Miguel Delibes adquirió quizás ya en vida la condición de escritor clásico. Curiosamente el azar quiso que naciera el mismo año en que desaparecía el más grande de los novelistas españoles después de Cervantes, don Benito Pérez Galdós. Como si viniese a recoger el testigo, se convirtió en uno de los grandes narradores del siglo XX y sobresalió dentro de una generación en la que brillaron asimismo excelentes narradores, como Camilo José Cela o Torrente Ballester. Delibes no se circunscribió a una fórmula narrativa única y se mostró siempre atento al devenir de la literatura de su tiempo. De hecho, su obra refleja en buena medida la historia de la novela española de la segunda mitad de la pasada centuria. Así desde su inicial existencialismo, presente en La sombra del ciprés es alargada, evolucionó hasta el realismo, que constituyó su estilo más reconocible, a partir de El camino. Pero no quiso quedar al margen de la renovación de los años sesenta, a la que aportó uno de sus títulos más destacados, Cinco horas con Mario, y todavía en los últimos años de su carrera abordó con notable éxito el género histórico en El Hereje.

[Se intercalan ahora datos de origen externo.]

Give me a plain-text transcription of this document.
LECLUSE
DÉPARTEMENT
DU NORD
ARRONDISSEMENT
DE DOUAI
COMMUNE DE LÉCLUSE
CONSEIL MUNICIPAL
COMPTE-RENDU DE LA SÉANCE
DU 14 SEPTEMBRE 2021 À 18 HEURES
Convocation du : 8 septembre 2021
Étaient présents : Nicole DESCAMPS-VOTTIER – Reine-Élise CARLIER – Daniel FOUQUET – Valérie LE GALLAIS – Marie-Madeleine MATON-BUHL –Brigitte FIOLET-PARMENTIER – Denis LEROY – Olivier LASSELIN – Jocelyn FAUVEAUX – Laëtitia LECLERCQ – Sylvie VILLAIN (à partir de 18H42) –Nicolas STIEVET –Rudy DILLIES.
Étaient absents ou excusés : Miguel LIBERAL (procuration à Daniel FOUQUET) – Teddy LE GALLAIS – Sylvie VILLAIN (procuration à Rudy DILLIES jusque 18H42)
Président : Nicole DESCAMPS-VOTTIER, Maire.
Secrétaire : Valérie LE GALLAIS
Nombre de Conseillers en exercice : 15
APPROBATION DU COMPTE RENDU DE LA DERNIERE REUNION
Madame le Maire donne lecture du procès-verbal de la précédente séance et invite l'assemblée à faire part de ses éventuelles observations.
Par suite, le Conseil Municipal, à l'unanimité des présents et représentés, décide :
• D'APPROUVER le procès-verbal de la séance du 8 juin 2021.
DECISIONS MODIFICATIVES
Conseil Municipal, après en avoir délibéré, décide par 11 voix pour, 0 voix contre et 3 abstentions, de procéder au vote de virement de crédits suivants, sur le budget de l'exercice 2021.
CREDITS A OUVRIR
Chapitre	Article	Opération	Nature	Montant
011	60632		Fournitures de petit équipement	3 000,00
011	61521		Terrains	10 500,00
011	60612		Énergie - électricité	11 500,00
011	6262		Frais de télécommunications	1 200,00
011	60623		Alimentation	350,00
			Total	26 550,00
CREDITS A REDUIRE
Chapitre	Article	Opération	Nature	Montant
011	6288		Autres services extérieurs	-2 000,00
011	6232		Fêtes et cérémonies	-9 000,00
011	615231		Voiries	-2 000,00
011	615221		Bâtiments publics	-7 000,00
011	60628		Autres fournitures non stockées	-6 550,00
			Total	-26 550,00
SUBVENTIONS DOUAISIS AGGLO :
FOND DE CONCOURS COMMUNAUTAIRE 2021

Aunque en su obra se han señalado dos grandes líneas temáticas, el retrato crítico de la burguesía provinciana y el reflejo de la dura vida del campo, fue en este segundo ámbito en el que se sintió literariamente más cómodo y en el que situó sus obras cumbre, Las ratas y Los santos inocentes. Son estas sin duda dos de las mejores novelas españolas de la segunda mitad del siglo XX. En ellas dio vida a una galería de personajes inolvidables —El Nini, Azarías, Paco el Bajo…— y escribió páginas que merecen figurar en cualquier antología de la literatura española: las que describen en Las ratas la llegada casi milagrosa del viento que evita que el trigo se malogre, o el primer vuelo de la grajeta de Azarías en Los santos inocentes resultan memorables. Pero, además, ninguna novela social, que marcó el primer momento de la generación siguiente —asimismo notable por la calidad de sus narradores— alcanzó ni la altura literaria ni la intensidad crítica que Delibes logró en esto dos libros.

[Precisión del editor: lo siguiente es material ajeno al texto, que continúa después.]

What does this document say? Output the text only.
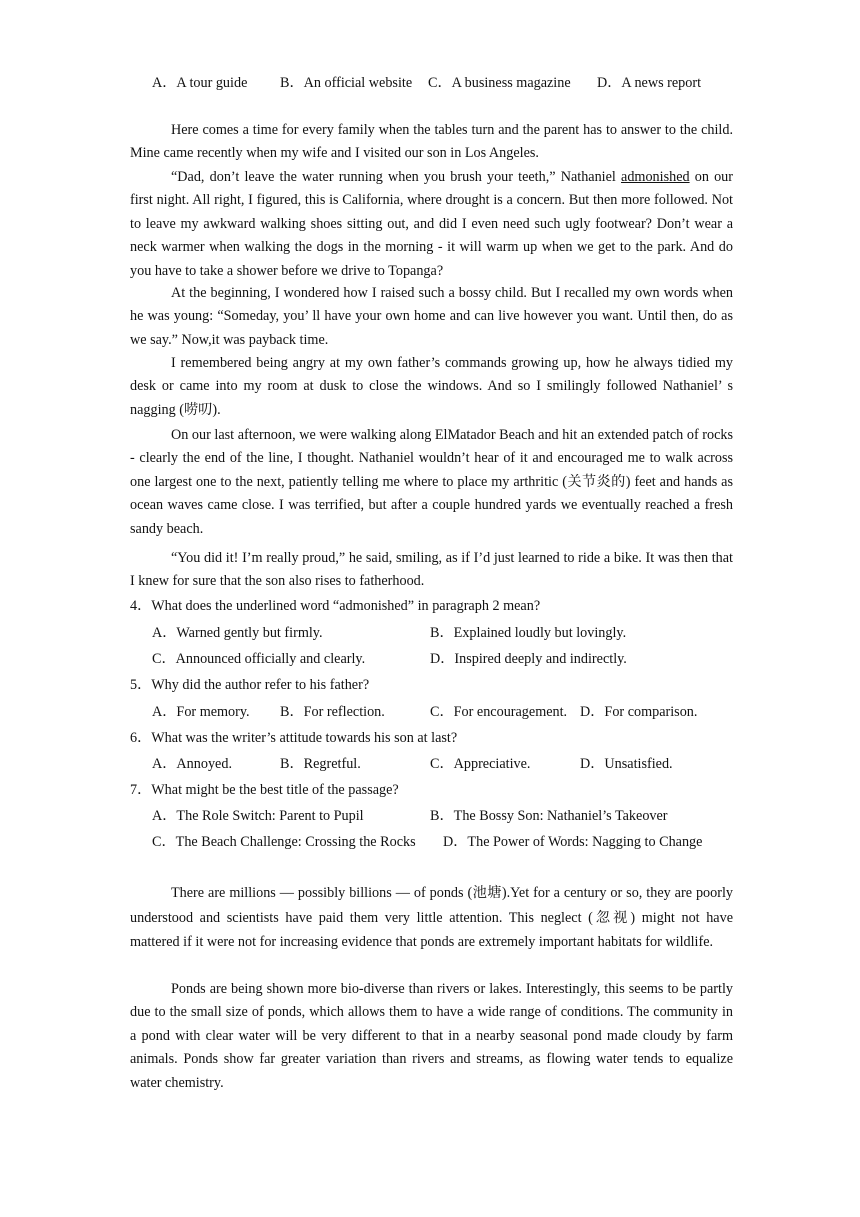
A．A tour guide B．An official website C．A business magazine D．A news report
Here comes a time for every family when the tables turn and the parent has to answer to the child. Mine came recently when my wife and I visited our son in Los Angeles.
“Dad, don’t leave the water running when you brush your teeth,” Nathaniel admonished on our first night. All right, I figured, this is California, where drought is a concern. But then more followed. Not to leave my awkward walking shoes sitting out, and did I even need such ugly footwear? Don’t wear a neck warmer when walking the dogs in the morning - it will warm up when we get to the park. And do you have to take a shower before we drive to Topanga?
At the beginning, I wondered how I raised such a bossy child. But I recalled my own words when he was young: “Someday, you’ ll have your own home and can live however you want. Until then, do as we say.” Now,it was payback time.
I remembered being angry at my own father’s commands growing up, how he always tidied my desk or came into my room at dusk to close the windows. And so I smilingly followed Nathaniel’ s nagging (唠叨).
On our last afternoon, we were walking along ElMatador Beach and hit an extended patch of rocks - clearly the end of the line, I thought. Nathaniel wouldn’t hear of it and encouraged me to walk across one largest one to the next, patiently telling me where to place my arthritic (关节炎的) feet and hands as ocean waves came close. I was terrified, but after a couple hundred yards we eventually reached a fresh sandy beach.
“You did it! I’m really proud,” he said, smiling, as if I’d just learned to ride a bike. It was then that I knew for sure that the son also rises to fatherhood.
4．What does the underlined word “admonished” in paragraph 2 mean?
A．Warned gently but firmly.	B．Explained loudly but lovingly.
C．Announced officially and clearly.	D．Inspired deeply and indirectly.
5．Why did the author refer to his father?
A．For memory. B．For reflection.	C．For encouragement. D．For comparison.
6．What was the writer’s attitude towards his son at last?
A．Annoyed.	B．Regretful.	C．Appreciative.	D．Unsatisfied.
7．What might be the best title of the passage?
A．The Role Switch: Parent to Pupil	B．The Bossy Son: Nathaniel’s Takeover
C．The Beach Challenge: Crossing the Rocks D．The Power of Words: Nagging to Change
There are millions — possibly billions — of ponds (池塘).Yet for a century or so, they are poorly understood and scientists have paid them very little attention. This neglect (忽视) might not have mattered if it were not for increasing evidence that ponds are extremely important habitats for wildlife.
Ponds are being shown more bio-diverse than rivers or lakes. Interestingly, this seems to be partly due to the small size of ponds, which allows them to have a wide range of conditions. The community in a pond with clear water will be very different to that in a nearby seasonal pond made cloudy by farm animals. Ponds show far greater variation than rivers and streams, as flowing water tends to equalize water chemistry.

También en el resto de su obra novelística, que abarca una veintena de títulos, se encuentran otros cuantos personajes imborrables, desde los niños que protagonizan El camino —Daniel el Mochuelo, Germán el Tiñoso, Roque el Moñigo—, hasta el bedel que comparte la misma pasión del autor —del que es un verdadero alter ego— en Diario de un cazador, o el campesino que da una lección de sabiduría práctica y conocimiento de la vida a los jóvenes que vienen a redimirle en El disputado voto del señor Cayo, etc. Todos ellos son gentes sencillas que representan el apego por la tierra, al campo castellano que es otro de los grandes protagonistas de la narrativa de Delibes.
Amor por el campo
Ese amor por el campo lo trasladó igualmente al lenguaje, en el que quiso preservar un léxico en algunos casos ya en vías de extinción, pues las tareas y los aperos a los que aludía estaban desapareciendo, del mismo modo que se estaban olvidando los nombres populares de muchos pájaros, a medida que iban faltando las gentes que sabían reconocerlos. En cualquier caso, la sencillez es la característica principal de su estilo, una sencillez lograda a través del difícil equilibrio entre la claridad, la precisión y el cuidado expresivo, lo que le hizo asequible a lectores de toda condición. Quizás ahí está una de las claves de su popularidad, pues realmente fue un escritor que no solo vendía libros, sino que, además, era de verdad leído.
Afortunadamente, fue reconocido también por la crítica —esa coincidencia del reconocimiento literario y del reconocimiento popular no suele ser muy frecuente—, que le otorgó todos los premios importantes de la literatura española. Solo le faltó el Nobel, para el que, al parecer, su nombre llegó a barajarse en algún momento. De cualquier manera, Delibes es uno de los grandes escritores españoles. La conmemoración del centenario de su nacimiento es un buen pretexto para acercarse a él o para releerlo.